Cola cum Fróis

Escrevo pela necessidade de me livrar das palavras | @_dudufrois

terça-feira, 29 de março de 2016

A baga que some

Ele queria parar pra fumar o ultimo rapé que ainda lhe restava. Pudera, viajava desde as três da tarde num sol destes que se dá em domingo - daqueles que são feriado religioso.

Já eram dez. Já tinha lua. E o corpo dele pedia arrego de tanta curva, serra e paisagem de pasto. O ambiente do ônibus lhe causava tédio. Daí foi que ele desceu, de milhão, logo que fizeram uma parada.

Além do chá, ele catou uma sacola de feira com banana, manga e uma faquinha pra descascar.

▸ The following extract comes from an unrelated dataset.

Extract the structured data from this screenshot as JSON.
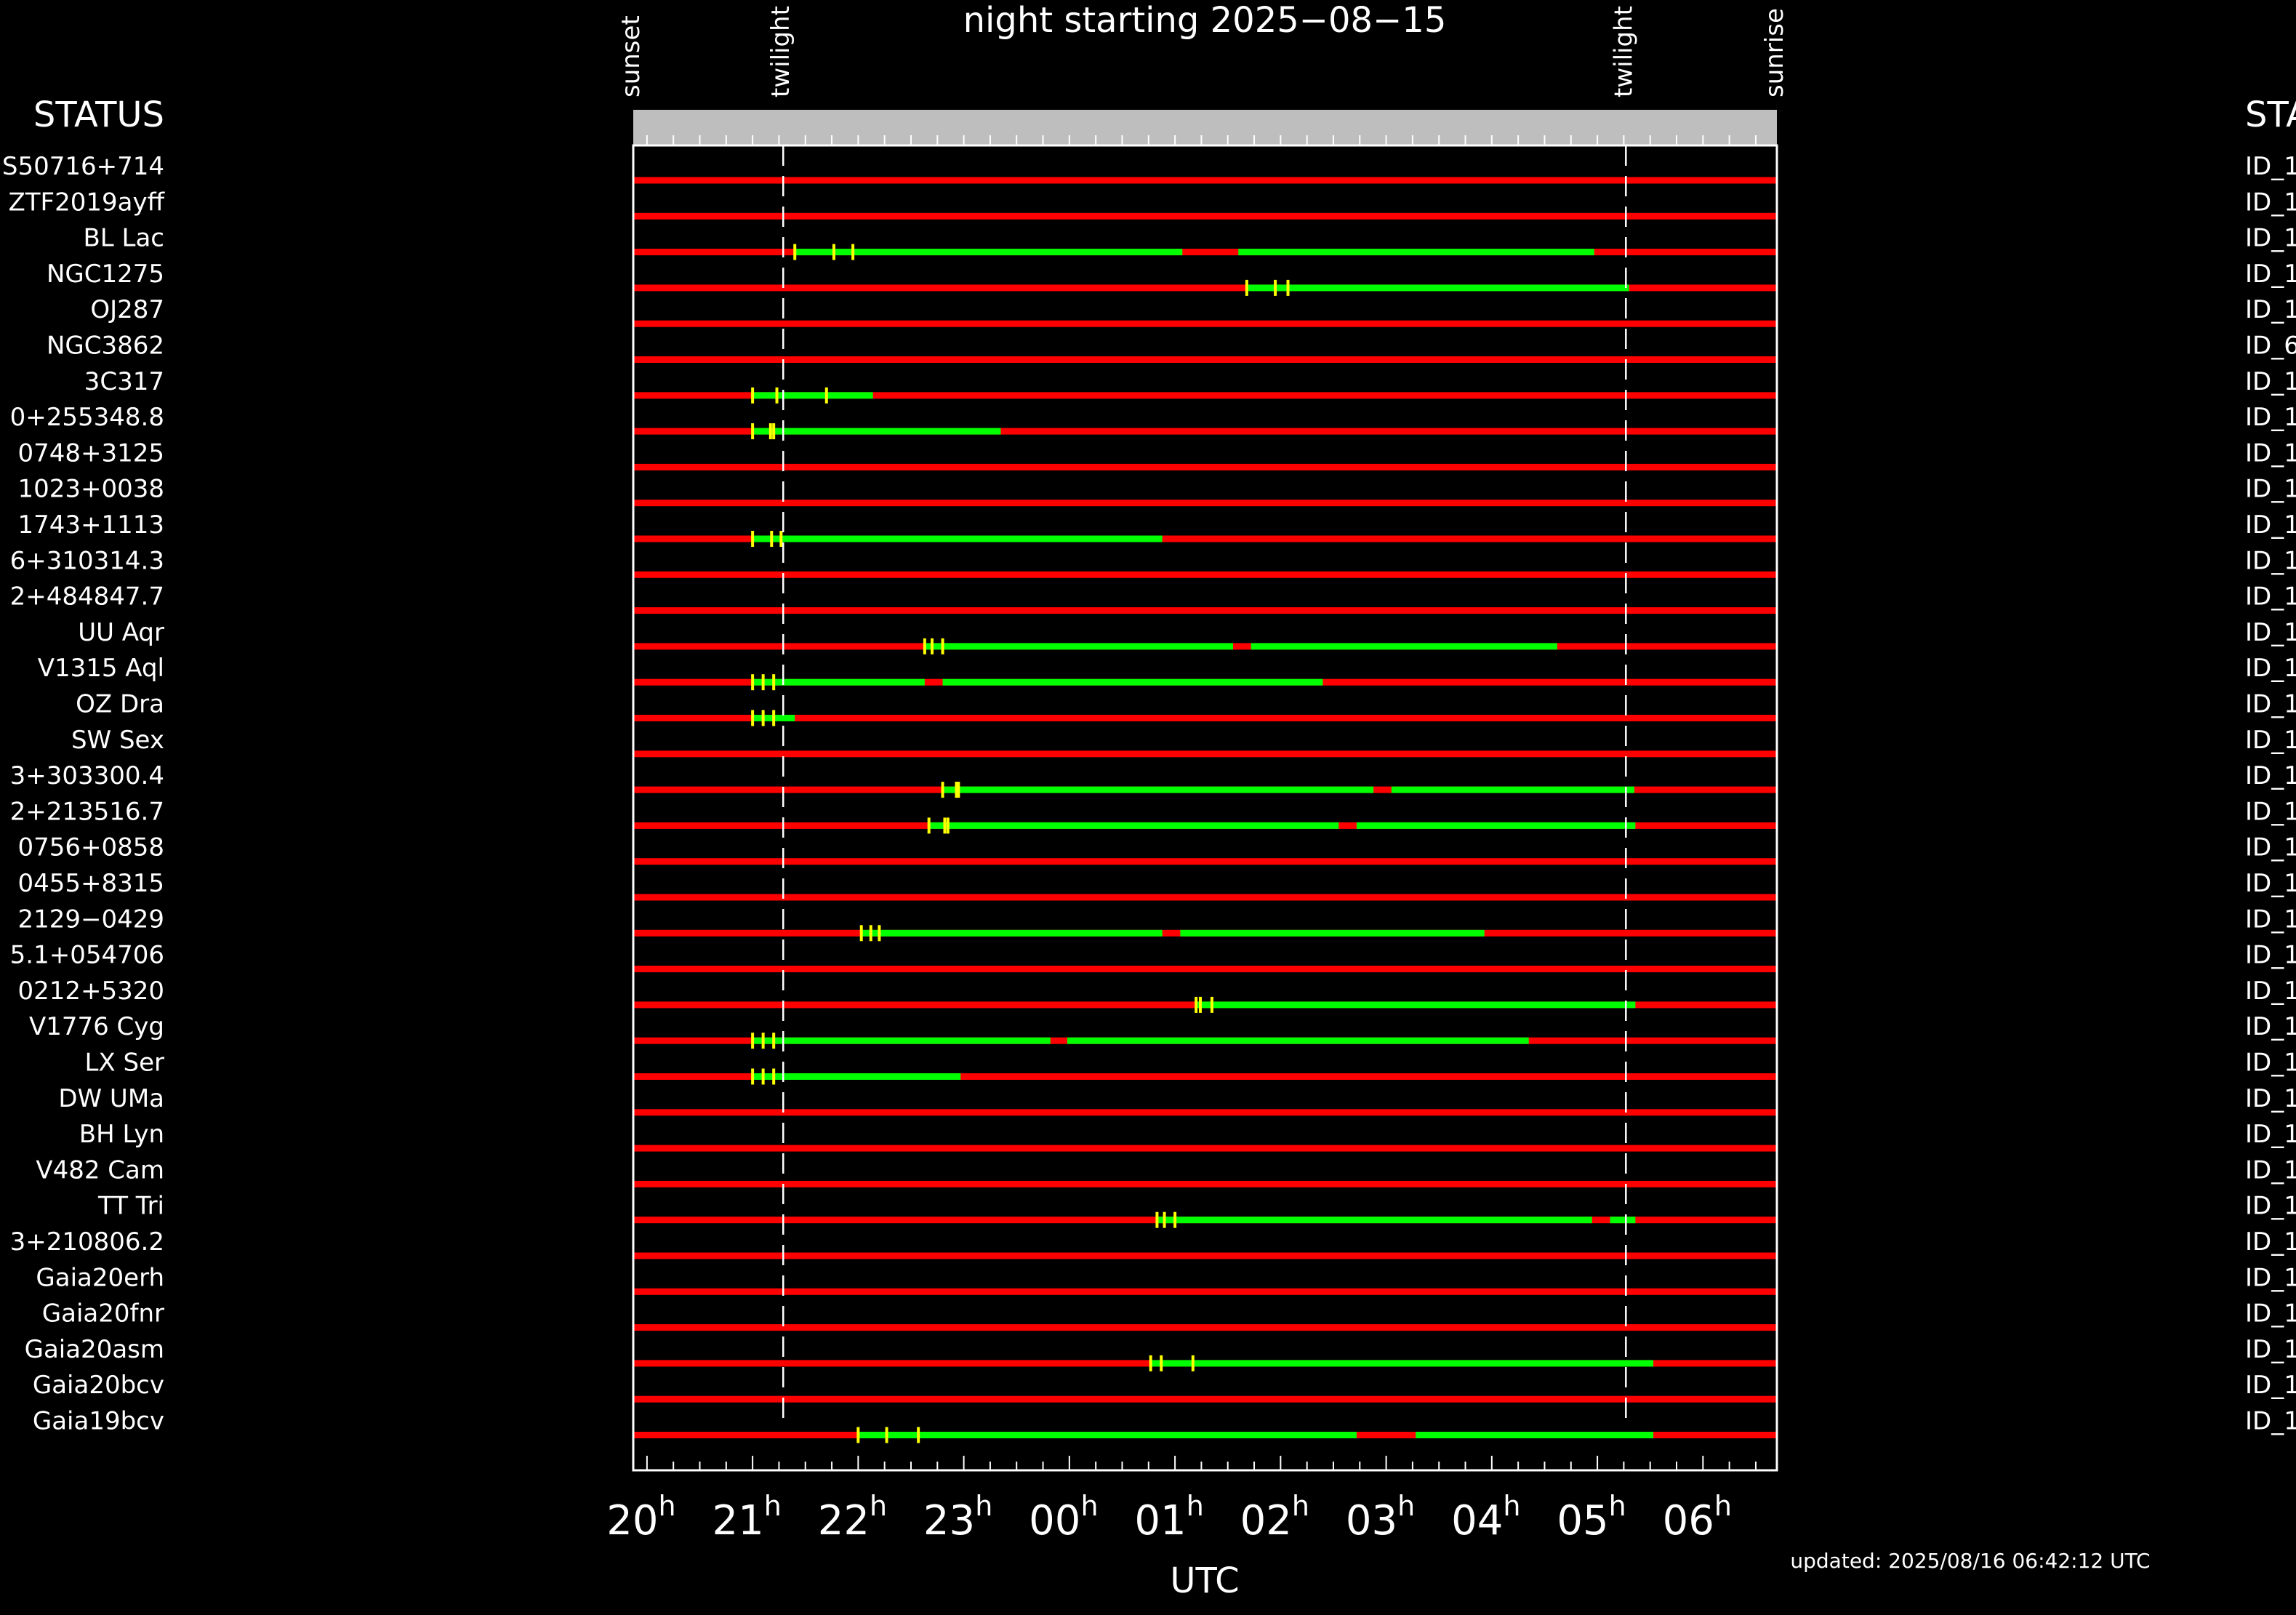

Pra desbaratinar ele deu a volta no barato. Foi parar onde, de noite, os motoristas encostam seus caminhões. E por ali mesmo, dum pico que desse de cara pra lua e pro cruzeiro do sul, se abojou e comeu e fumou. 

A noite era bela, e foi por isso que o mané se empolgou nos devaneios enquanto contemplava o céu estrelado, daqueles que se tem somente na roça. Sua meia-horinha de parada passou depressa, e ele só foi perceber ao olhar pro celular; ato que logo virou uma espécie de tática pros guardinhas do posto não ganharem enquanto ele apagava o incenso.

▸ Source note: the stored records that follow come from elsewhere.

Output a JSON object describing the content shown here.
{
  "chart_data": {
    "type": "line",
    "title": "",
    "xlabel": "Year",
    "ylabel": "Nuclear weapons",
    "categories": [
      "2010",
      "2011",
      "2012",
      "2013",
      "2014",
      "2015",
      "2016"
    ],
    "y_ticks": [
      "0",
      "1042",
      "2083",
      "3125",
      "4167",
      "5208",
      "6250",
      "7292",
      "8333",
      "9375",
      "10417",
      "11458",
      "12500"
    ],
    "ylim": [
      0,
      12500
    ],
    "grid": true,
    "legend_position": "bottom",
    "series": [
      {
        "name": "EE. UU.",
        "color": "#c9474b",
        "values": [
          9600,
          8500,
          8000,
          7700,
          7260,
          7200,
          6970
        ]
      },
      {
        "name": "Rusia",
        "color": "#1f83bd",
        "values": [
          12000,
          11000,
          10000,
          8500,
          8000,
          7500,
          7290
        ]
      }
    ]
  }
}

Era ganja na mão esquerda e navalha na direita. Os mandados foram reto e ele muqueou o verde no tênis preto. Nem laceou o boot. Meteu, com o maior cuidado, o canivete no bolso do lado. Fez que ia sair. Parou.

a famosa ponta-firme

Voltou a olhar o céu. E, antes que viessem lhe perguntar algo, meteu foi o pé. Saiu tropeçando sem olhar pra trás. Nem chegou a ver os seguranças rirem de um sujeito tão desengonçado assim.

Passando em frente ao banheiro, ajeitou a bombeta, cheirou a mão e resolveu dar um tempo por ali. Foi direto pro box, lá no fundo. Abaixou a tampa com violência e botou o pé por cima. Tirou o sapato e nada daquela baga que apagara há pouco. Tirou o outro. Apalpou as meias com pressa e saiu emputecido, com a faca na mão, outra vez sem amarrar o cadarso.

Teve ainda a pachorra de retroceder pelo caminho feito, olhando pro piso cinza do estacionamento, atrás da sagrada ponta. Desistiu, e quando se aproximou do ônibus foi logo apontado pelo motorista que não ficaria mais no volante:

- Era esse aqui ó. De boné!

Ele sorriu, estampando uma mistura de tristeza e sarcasmo nos dentes. Escondeu a faca no bolso. Não antes do novo motorista esboçar uma careta. Entrou e respirou fundo. Se ele havia perdido um fino, eles, colegas de viagem, perdiam tempo. E tempo pra eles é dinheiro.

A velhinha do banco ao lado, logo percebeu a pala que ele deu e perguntou da demora. Ele, guardando a faca na bolsa, disse, subindo o tom, que estava chupando manga. "Muito melhor que esses sanduíche aí'. Os dois riram.

Nosso viajante se revoltou com os olhares, mas o bom humor da senhora curiosa lhe tranquilizou. A paisagem foi se esverdeando, sob o mesmo fundo negro e enluarado. Aos poucos a onda ia voltando. O sono vinha, enfim, chegando.

Aliás, dizem que manga consumida com maconha proporciona boas ondas. Claro, depende do mar. Do vento. Do clima. E o tempo estava ótimo! A lua é quem encheu a maré.

E nem era mais domingo quando, já pescando no banco, é que ele foi se ajeitar. Tirou o boné, inclinou o acento e deixou cair o par de tênis no chão...

Tirou, também, as meias, alguns quilômetros adiante. Ele viu que caiu algo de dentro delas. Logo sacou que era a baga desaparecida. Não conseguiu conter o riso. Muito menos a propagação da pala ao olfato alheio.